Sans doute son heure la plus glorieuse est-elle celle de la bataille de Bouvines, en 1214 :
du fond de la plaine ensoleillée, apparaît dépliée la sainte oriflamme ; une force mystérieuse s’échappe de ses plis…”, raconte un chroniqueur. Une dernière fois, l’oriflamme est levée en 1465.
Une confusion est volontairement entretenue, dans le vocabulaire, entre l’enseigne du Vexin, uniformément rouge, et celle, plus ancienne de Charlemagne, qui avait la réputation d’être une flamme d’or (orie flambe dit ainsi la chanson de Roland).

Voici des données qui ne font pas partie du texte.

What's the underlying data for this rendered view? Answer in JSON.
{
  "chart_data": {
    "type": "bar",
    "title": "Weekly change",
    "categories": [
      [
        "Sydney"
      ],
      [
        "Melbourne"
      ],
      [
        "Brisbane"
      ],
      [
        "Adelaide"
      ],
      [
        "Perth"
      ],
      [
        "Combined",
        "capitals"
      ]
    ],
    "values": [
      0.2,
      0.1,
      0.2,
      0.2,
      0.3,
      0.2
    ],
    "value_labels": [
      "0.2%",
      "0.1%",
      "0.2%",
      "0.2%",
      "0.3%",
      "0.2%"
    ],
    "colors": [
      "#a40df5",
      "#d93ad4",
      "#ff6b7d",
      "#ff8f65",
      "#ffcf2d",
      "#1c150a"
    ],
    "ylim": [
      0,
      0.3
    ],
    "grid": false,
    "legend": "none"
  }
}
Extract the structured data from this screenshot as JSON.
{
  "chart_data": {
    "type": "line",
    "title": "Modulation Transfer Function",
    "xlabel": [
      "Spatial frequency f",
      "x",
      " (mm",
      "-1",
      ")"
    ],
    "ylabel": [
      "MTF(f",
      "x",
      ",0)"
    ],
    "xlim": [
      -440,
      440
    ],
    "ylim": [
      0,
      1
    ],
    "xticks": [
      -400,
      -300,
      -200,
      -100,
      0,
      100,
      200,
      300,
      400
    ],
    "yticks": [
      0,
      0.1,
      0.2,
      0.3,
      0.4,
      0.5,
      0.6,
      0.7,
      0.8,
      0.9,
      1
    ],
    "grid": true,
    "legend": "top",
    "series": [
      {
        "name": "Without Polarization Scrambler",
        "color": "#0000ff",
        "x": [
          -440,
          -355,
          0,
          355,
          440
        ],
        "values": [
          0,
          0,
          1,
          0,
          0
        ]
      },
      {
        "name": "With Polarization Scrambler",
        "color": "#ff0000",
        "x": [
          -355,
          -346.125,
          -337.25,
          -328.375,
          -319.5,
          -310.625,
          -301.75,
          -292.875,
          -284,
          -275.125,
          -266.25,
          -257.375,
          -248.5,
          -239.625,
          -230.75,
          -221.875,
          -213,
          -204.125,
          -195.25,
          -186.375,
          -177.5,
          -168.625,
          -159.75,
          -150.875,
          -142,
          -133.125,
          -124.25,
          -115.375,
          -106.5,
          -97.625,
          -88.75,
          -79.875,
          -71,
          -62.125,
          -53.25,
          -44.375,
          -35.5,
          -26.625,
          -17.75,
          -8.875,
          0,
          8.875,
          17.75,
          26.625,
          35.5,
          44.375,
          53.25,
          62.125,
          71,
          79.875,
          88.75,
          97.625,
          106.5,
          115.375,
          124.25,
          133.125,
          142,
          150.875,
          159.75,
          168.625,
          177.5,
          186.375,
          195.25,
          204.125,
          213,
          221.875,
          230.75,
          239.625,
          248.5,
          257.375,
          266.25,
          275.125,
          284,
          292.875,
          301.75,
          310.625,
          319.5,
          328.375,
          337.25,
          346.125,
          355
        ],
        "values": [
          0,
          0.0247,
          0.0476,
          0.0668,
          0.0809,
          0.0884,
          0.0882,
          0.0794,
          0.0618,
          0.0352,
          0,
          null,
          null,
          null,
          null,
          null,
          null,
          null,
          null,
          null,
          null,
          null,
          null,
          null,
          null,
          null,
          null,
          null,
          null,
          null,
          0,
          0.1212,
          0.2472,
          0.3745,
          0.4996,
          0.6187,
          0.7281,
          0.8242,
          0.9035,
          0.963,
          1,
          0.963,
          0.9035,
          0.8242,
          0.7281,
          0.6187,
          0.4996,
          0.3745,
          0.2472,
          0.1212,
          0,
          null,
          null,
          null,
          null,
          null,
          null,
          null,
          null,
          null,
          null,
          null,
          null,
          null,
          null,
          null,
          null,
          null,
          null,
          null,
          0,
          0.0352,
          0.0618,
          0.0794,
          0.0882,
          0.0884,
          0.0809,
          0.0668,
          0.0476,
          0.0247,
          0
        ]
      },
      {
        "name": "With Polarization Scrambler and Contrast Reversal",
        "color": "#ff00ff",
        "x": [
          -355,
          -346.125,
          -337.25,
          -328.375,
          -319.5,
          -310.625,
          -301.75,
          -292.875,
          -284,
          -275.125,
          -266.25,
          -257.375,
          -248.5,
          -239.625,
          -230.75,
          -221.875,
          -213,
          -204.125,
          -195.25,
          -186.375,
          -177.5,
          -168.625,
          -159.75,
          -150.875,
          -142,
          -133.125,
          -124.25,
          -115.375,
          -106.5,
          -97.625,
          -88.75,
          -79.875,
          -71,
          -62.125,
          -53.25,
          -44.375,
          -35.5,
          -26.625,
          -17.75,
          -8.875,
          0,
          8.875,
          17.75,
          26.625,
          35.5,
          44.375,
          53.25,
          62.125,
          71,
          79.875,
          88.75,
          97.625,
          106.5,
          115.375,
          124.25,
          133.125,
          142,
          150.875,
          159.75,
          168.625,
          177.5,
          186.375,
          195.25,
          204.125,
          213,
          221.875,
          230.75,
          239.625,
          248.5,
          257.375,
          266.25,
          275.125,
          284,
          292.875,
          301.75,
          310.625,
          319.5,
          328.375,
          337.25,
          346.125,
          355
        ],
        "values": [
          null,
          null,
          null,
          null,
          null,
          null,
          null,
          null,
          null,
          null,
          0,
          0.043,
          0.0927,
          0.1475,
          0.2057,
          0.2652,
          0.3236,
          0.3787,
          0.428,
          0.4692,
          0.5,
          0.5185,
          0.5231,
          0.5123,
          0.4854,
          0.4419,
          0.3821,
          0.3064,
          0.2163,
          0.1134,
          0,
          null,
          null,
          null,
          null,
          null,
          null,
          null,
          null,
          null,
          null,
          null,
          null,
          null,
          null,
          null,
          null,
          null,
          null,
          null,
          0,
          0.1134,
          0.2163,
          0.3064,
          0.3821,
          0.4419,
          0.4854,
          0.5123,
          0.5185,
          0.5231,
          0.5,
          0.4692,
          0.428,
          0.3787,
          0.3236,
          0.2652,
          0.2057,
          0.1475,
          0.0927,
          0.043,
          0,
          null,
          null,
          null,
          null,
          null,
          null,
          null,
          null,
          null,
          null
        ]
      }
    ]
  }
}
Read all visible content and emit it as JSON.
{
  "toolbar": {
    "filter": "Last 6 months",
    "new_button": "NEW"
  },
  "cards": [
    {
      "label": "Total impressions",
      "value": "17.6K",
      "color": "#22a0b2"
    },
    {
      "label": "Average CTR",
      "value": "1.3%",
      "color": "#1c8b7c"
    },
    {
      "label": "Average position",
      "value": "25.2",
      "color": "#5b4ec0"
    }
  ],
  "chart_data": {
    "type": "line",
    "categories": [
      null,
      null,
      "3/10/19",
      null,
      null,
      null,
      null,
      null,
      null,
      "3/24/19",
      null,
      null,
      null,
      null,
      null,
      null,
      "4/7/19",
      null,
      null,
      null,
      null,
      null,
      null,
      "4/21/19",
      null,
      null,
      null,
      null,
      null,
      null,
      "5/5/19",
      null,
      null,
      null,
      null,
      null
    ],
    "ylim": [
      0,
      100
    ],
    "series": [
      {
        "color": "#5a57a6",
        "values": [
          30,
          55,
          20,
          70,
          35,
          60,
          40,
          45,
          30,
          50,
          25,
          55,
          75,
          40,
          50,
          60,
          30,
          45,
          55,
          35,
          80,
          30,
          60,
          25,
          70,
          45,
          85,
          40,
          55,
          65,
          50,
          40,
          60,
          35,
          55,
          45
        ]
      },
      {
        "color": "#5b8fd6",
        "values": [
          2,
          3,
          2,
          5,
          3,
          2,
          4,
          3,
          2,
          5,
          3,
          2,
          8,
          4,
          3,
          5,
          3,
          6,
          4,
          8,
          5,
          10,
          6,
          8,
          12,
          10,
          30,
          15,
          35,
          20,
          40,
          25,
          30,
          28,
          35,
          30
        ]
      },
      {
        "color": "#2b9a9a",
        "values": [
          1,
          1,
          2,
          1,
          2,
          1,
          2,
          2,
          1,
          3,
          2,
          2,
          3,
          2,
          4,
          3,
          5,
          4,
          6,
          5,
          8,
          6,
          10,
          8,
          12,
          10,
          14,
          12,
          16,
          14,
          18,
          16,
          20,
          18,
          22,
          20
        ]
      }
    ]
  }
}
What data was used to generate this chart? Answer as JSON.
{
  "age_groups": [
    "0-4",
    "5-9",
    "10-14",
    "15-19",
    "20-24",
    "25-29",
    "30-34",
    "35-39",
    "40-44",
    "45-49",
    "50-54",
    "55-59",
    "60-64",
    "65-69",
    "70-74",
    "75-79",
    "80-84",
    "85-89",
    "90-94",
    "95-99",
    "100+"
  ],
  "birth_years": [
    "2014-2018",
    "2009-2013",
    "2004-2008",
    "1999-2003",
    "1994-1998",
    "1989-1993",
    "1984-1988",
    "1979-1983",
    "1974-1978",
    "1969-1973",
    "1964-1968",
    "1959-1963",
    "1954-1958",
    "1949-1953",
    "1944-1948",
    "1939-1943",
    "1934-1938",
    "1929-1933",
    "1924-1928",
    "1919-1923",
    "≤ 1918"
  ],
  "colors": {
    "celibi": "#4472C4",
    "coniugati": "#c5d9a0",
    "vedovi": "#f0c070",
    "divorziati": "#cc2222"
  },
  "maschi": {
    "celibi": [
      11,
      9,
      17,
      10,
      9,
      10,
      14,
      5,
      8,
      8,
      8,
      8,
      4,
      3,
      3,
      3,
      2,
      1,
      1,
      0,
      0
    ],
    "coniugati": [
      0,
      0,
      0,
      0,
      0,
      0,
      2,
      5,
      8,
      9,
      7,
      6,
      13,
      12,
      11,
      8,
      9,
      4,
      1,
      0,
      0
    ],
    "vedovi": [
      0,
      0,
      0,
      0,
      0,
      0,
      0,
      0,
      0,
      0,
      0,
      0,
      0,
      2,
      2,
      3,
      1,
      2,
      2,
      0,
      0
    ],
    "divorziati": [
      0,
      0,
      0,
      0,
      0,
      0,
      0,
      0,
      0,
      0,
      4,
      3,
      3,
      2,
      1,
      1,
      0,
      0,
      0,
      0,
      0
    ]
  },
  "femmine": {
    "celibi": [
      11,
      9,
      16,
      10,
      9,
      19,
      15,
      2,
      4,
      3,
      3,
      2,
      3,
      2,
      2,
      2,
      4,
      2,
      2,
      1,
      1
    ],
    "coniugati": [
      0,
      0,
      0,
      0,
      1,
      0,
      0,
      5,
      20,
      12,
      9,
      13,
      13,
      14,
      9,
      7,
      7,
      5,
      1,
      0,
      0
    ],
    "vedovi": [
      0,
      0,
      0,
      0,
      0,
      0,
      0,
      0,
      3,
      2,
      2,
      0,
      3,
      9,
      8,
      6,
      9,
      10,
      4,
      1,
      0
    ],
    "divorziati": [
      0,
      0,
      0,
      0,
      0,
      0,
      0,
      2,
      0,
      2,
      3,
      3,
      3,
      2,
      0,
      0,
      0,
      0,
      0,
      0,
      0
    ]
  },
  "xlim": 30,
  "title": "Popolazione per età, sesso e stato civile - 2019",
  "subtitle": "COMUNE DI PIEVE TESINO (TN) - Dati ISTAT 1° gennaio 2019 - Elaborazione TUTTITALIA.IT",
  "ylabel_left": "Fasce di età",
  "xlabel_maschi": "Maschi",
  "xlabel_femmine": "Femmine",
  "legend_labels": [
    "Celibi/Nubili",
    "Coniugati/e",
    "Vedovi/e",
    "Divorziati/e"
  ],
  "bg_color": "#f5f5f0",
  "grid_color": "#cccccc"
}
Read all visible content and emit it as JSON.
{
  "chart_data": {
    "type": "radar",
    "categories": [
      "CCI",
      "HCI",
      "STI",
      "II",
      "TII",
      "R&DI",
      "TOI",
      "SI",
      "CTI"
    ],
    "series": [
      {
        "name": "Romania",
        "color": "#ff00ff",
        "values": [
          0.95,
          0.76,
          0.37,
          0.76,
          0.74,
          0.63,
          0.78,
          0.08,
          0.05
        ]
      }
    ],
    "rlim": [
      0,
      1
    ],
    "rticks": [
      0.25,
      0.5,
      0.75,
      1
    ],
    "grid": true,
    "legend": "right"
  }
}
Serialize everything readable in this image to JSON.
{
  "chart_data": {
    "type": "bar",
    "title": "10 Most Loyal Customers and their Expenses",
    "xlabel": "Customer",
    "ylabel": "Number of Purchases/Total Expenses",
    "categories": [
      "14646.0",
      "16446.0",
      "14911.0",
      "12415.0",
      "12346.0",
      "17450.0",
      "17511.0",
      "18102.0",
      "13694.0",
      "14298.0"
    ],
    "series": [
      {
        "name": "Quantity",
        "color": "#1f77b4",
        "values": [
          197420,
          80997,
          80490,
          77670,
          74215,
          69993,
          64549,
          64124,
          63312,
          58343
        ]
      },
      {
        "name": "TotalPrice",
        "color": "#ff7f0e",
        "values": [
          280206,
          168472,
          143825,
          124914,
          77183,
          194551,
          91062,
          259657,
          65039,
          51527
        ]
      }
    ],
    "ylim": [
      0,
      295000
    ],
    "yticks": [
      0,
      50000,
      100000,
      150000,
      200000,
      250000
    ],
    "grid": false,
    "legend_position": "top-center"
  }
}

On comprend l’intérêt de se rattacher à ce ‘parrainage’ prestigieux.
 
On en trouve plusieurs descriptions, dont celle de Guillaume le Breton (premier quart du treizième siècle), qui insiste sur son caractère uni : “oriflamme est une bannière…de cendal (soie) roujoyant et simple, sans portraiture d’autre affaire”. Dans d’autres textes, postérieurs, on dit de l’oriflamme qu’elle finissait en trois fanons pointus, du côté opposé à la lance. Enfin, la chronique de Flandre signale qu’elle était entourée de houppes de soie verte.
 
En réalité, l’image de Chartres est la plus ancienne connue, qui correspond plutôt bien aux documents écrits - notamment de nombreuses houppes de soie (blanche) très apparentes depuis la restauration et qu’ont oubliées les diverses tentatives de reconstitution.